See more: Hyperemesis gravidarum in royal spotlight >>
As they start their life as parents to the little prince, let's use their celebrity and instead of repeating what happens too often (magazine covers that grade "best" and "worse" celebrity parents and news headlines that pick at their every mistake), let's try something new. What if instead, this family is only shown positive support? What if we used that model on other new parents we know?
No matter who you are, royal or not, nothing rocks your sense of self and self-esteem like new parenting. With so much at stake and so much to learn, mothers and fathers do their best to take responsibility for an entirely new life (and they do it on limited sleep). Mothers learn to care for and raise their babies despite sore bottoms, bellies and nipples. Father's step into new roles and responsibilities in a world that portrays dads as incompetent and bumbling.
The kind of support new parents receive is crucial to how well they adapt. I've seen families where well-intentioned (or not) relatives criticize, correct and nag every little thing the new mother or father does. I've also seen families that nurture and praise and provide unconditional support. Guess which parents feel most confident. Guess which ones have the hardest time.
Here's my advice for how to support new parents:
1. Help mom to heal from birth and get back on her feet by taking care of the cooking, cleaning, laundry and care of her other children.

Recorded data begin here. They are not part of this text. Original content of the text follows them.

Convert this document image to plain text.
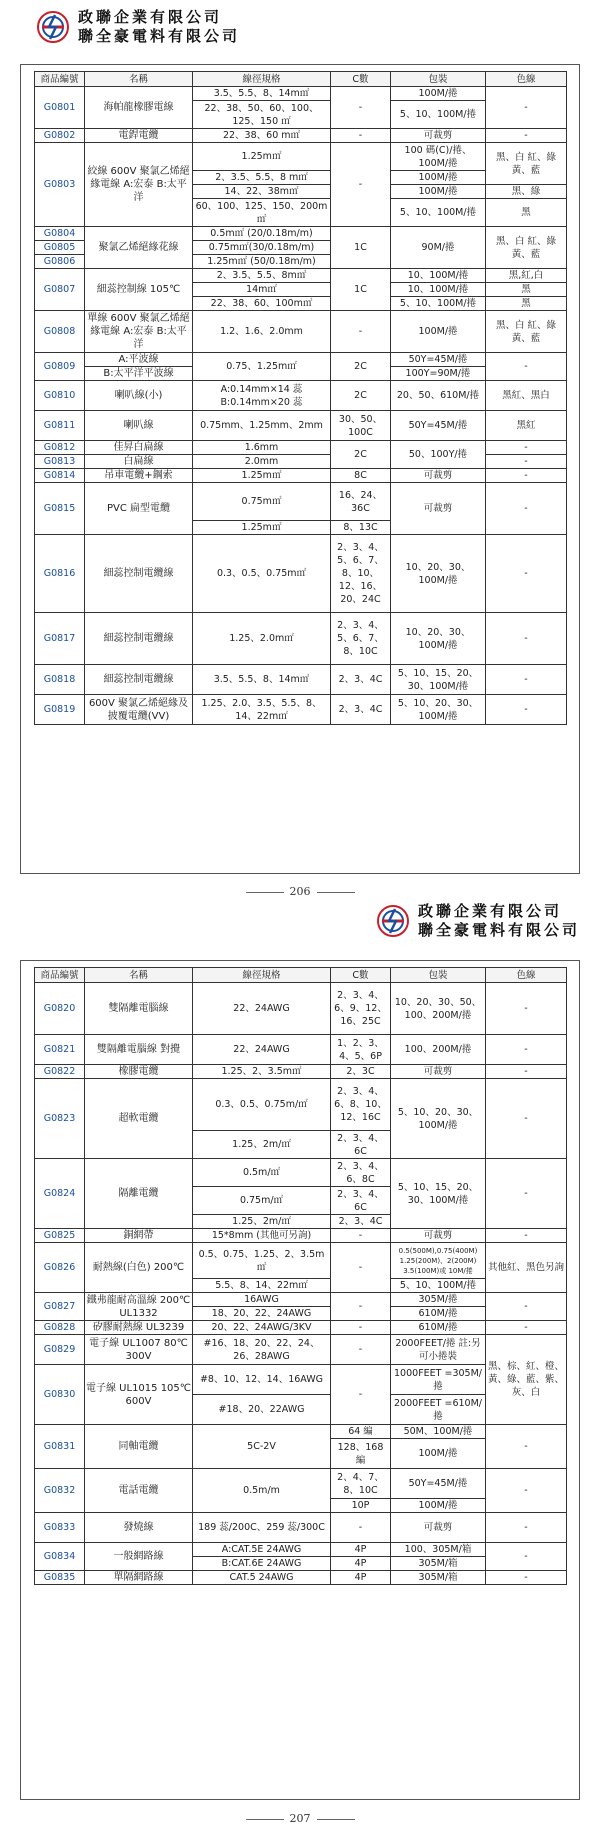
政聯企業有限公司
聯全豪電料有限公司
商品編號	名稱	線徑規格	C數	包裝	色線
G0801	海帕龍橡膠電線	3.5、5.5、8、14m㎡	-	100M/捲	-
		22、38、50、60、100、125、150 ㎡		5、10、100M/捲	

G0802	電銲電纜	22、38、60 m㎡	-	可裁剪	-
G0803	絞線 600V 聚氯乙烯絕緣電線 A:宏泰 B:太平洋	1.25m㎡	-	100 碼(C)/捲、100M/捲	黑、白 紅、綠 黃、藍
		2、3.5、5.5、8 m㎡		100M/捲	
		14、22、38m㎡		100M/捲	黑、綠
		60、100、125、150、200m㎡		5、10、100M/捲	黑
G0804	聚氯乙烯絕緣花線	0.5m㎡ (20/0.18m/m)	1C	90M/捲	黑、白 紅、綠 黃、藍
G0805		0.75m㎡(30/0.18m/m)			
G0806		1.25m㎡ (50/0.18m/m)			
G0807	細蕊控制線 105℃	2、3.5、5.5、8m㎡	1C	10、100M/捲	黑,紅,白
		14m㎡		10、100M/捲	黑
		22、38、60、100m㎡		5、10、100M/捲	黑
G0808	單線 600V 聚氯乙烯絕緣電線 A:宏泰 B:太平洋	1.2、1.6、2.0mm	-	100M/捲	黑、白 紅、綠 黃、藍
G0809	A:平波線	0.75、1.25m㎡	2C	50Y=45M/捲	-
	B:太平洋平波線			100Y=90M/捲	
G0810	喇叭線(小)	A:0.14mm×14 蕊 B:0.14mm×20 蕊	2C	20、50、610M/捲	黑紅、黑白
G0811	喇叭線	0.75mm、1.25mm、2mm	30、50、100C	50Y=45M/捲	黑紅
G0812	佳昇白扁線	1.6mm	2C	50、100Y/捲	-
G0813	白扁線	2.0mm			-
G0814	吊車電纜+鋼索	1.25m㎡	8C	可裁剪	-
G0815	PVC 扁型電纜	0.75m㎡	16、24、36C	可裁剪	-
		1.25m㎡	8、13C		
G0816	細蕊控制電纜線	0.3、0.5、0.75m㎡	2、3、4、5、6、7、8、10、12、16、20、24C	10、20、30、100M/捲	-
G0817	細蕊控制電纜線	1.25、2.0m㎡	2、3、4、5、6、7、8、10C	10、20、30、100M/捲	-
G0818	細蕊控制電纜線	3.5、5.5、8、14m㎡	2、3、4C	5、10、15、20、30、100M/捲	-
G0819	600V 聚氯乙烯絕緣及披覆電纜(VV)	1.25、2.0、3.5、5.5、8、14、22m㎡	2、3、4C	5、10、20、30、100M/捲	-
206
政聯企業有限公司
聯全豪電料有限公司
商品編號	名稱	線徑規格	C數	包裝	色線
G0820	雙隔離電腦線	22、24AWG	2、3、4、6、9、12、16、25C	10、20、30、50、100、200M/捲	-
G0821	雙隔離電腦線 對攪	22、24AWG	1、2、3、4、5、6P	100、200M/捲	-
G0822	橡膠電纜	1.25、2、3.5m㎡	2、3C	可裁剪	-
G0823	超軟電纜	0.3、0.5、0.75m/㎡	2、3、4、6、8、10、12、16C	5、10、20、30、100M/捲	-
		1.25、2m/㎡	2、3、4、6C		
G0824	隔離電纜	0.5m/㎡	2、3、4、6、8C	5、10、15、20、30、100M/捲	-
		0.75m/㎡	2、3、4、6C		
		1.25、2m/㎡	2、3、4C		
G0825	銅網帶	15*8mm (其他可另詢)	-	可裁剪	-
G0826	耐熱線(白色) 200℃	0.5、0.75、1.25、2、3.5m㎡	-	0.5(500M),0.75(400M)
1.25(200M)、2(200M)
3.5(100M)或 10M/捲	其他紅、黑色另詢
		5.5、8、14、22m㎡		5、10、100M/捲	
G0827	鐵弗龍耐高溫線 200℃ UL1332	16AWG	-	305M/捲	-
		18、20、22、24AWG		610M/捲	
G0828	矽膠耐熱線 UL3239	20、22、24AWG/3KV	-	610M/捲	-
G0829	電子線 UL1007 80℃ 300V	#16、18、20、22、24、26、28AWG	-	2000FEET/捲 註:另可小捲裝	黑、棕、紅、橙、黃、綠、藍、紫、灰、白
G0830	電子線 UL1015 105℃ 600V	#8、10、12、14、16AWG	-	1000FEET =305M/捲	
		#18、20、22AWG		2000FEET =610M/捲	
G0831	同軸電纜	5C-2V	64 編	50M、100M/捲	-
			128、168 編	100M/捲	
G0832	電話電纜	0.5m/m	2、4、7、8、10C	50Y=45M/捲	-
			10P	100M/捲	
G0833	發燒線	189 蕊/200C、259 蕊/300C	-	可裁剪	-
G0834	一般網路線	A:CAT.5E 24AWG	4P	100、305M/箱	-
		B:CAT.6E 24AWG	4P	305M/箱	
G0835	單隔網路線	CAT.5 24AWG	4P	305M/箱	-
207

2. Support her to take care of her baby and herself, her way, even if it's not your way.
3. Don't over-instruct Dad as he learns to diaper, hold and swaddle his baby. He doesn't need to be told, "Hold baby's head." Dads know what they're doing.
4. Be available to help, but avoid offering advice unless it's asked for.

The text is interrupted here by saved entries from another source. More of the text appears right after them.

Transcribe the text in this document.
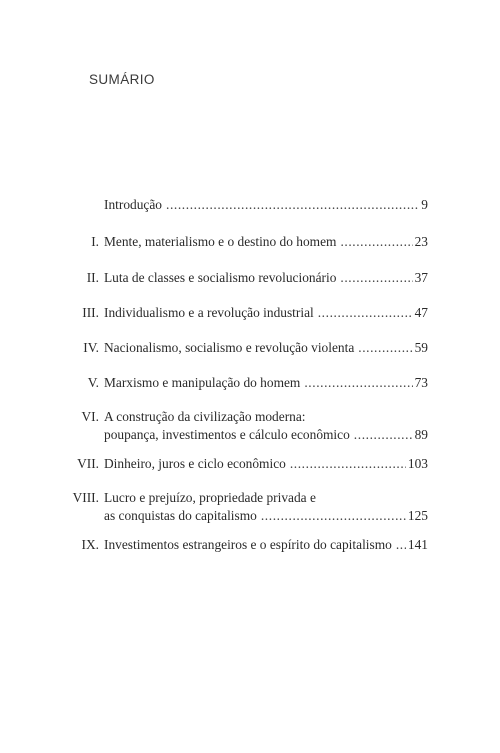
SUMÁRIO
Introdução .....	9
I. Mente, materialismo e o destino do homem .....	23
II. Luta de classes e socialismo revolucionário .....	37
III. Individualismo e a revolução industrial .....	47
IV. Nacionalismo, socialismo e revolução violenta .....	59
V. Marxismo e manipulação do homem .....	73
VI. A construção da civilização moderna:
poupança, investimentos e cálculo econômico .....	89
VII. Dinheiro, juros e ciclo econômico .....	103
VIII. Lucro e prejuízo, propriedade privada e
as conquistas do capitalismo .....	125
IX. Investimentos estrangeiros e o espírito do capitalismo ..... 141
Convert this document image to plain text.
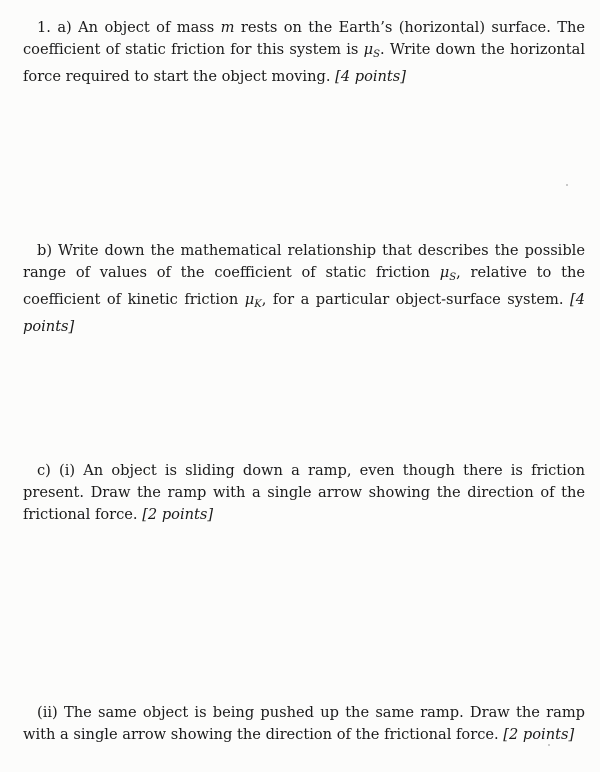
1. a) An object of mass m rests on the Earth’s (horizontal) surface. The coefficient of static friction for this system is $\mu_S$. Write down the horizontal force required to start the object moving. [4 points]

b) Write down the mathematical relationship that describes the possible range of values of the coefficient of static friction $\mu_S$, relative to the coefficient of kinetic friction $\mu_K$, for a particular object-surface system. [4 points]

c) (i) An object is sliding down a ramp, even though there is friction present. Draw the ramp with a single arrow showing the direction of the frictional force. [2 points]

(ii) The same object is being pushed up the same ramp. Draw the ramp with a single arrow showing the direction of the frictional force. [2 points]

5. Let them learn to trust their own instincts.
6. Tell new parents how great they are. Tell them they're "naturals" and that they're the best parents their baby could have.

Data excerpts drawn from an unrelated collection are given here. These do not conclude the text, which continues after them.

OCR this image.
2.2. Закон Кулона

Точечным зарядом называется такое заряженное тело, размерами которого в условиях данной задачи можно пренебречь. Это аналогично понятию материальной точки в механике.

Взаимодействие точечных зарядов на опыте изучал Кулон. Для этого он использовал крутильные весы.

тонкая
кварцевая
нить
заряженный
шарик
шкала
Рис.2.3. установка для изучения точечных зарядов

7. Act as a gatekeeper for friends and relatives who can't be supportive or who have their own agenda. That might be the aunt who specializes in worst-case stories of things that can go wrong or a friend who won't stop talking about how much she hated breastfeeding.
8. Be positive, nurturing, and helpful and know when to leave the new parents alone.
Here's my official statement for the new Royal Family: Great job, you two. You're off to an excellent start. You're going to love being parents.
Jeanne Faulkner, R.N., lives in Portland, Ore., with her husband and children. And co-author of, The Complete Illustrated Birthing Companion: A Step-by-Step Guide to Creating the Best Birthing Plan for a Safe, Less Painful, and Successful Delivery for You and Your Baby. Got a question for Jeanne? Email it to firstname.lastname@example.org and it may be answered in a future blog post.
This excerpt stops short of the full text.